NEW YORK – L’économie mondiale subit un ralentissement majeur, probablement le plus grave depuis un quart de siècle, voire depuis la Grande Dépression. A plus d’un titre, on peut dire que la crise actuelle est made in America .

En effet, l'Amérique a exporté ses prêts toxiques dans le monde entier, sous la forme de titres garantis par des créances. Elle a exporté sa philosophie de marchés déréglementés, que même Alan Greenspan, son plus fervent partisan, reconnaît comme une erreur. Elle a exporté sa culture d'irresponsabilité des entreprises – notamment par des options d’achat d’actions sans transparence qui ont encouragé la mauvaise comptabilité en partie responsable de la débâcle, tout comme dans les scandales d’Enron et de Worldcom il y a quelques années.
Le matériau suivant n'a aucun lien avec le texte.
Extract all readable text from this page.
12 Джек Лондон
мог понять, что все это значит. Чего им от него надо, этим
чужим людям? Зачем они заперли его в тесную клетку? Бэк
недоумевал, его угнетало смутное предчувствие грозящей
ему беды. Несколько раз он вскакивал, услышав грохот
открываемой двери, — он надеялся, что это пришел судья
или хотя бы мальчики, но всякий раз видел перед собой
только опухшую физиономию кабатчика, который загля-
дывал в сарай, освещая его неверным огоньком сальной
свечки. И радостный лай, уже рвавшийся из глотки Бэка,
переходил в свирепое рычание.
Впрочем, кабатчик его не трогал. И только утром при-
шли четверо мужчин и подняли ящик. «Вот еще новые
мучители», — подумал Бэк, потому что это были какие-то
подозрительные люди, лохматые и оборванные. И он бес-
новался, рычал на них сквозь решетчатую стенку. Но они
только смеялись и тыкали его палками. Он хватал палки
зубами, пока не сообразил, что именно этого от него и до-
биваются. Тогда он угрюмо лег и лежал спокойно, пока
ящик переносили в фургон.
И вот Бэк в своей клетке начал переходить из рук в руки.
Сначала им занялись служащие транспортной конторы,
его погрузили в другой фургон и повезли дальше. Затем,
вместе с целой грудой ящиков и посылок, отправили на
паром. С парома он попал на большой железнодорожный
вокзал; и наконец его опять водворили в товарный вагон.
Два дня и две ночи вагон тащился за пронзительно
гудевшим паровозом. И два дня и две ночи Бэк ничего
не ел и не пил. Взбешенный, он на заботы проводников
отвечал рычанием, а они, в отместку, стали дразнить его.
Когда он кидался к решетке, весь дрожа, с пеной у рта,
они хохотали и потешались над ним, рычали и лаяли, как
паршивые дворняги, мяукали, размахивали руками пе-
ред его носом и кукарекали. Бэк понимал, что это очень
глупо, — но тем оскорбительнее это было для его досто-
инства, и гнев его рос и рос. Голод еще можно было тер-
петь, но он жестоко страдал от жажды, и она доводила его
Enfin, elle a exporté une tendance économique à la baisse. 

Le gouvernement Bush a finalement fait ce que préconisaient les économistes : davantage de participation dans les banques. Or, comme toujours, ce sont les détails qui finissent par poser problème. Henry Paulson, Secrétaire américain au Trésor a même pu faire échouer cette bonne idée : il semble avoir compris comment recapitaliser les banques sans qu’il n’en résulte une reprise de l’emprunt, ce qui ne présageait rien de bon pour l'économie.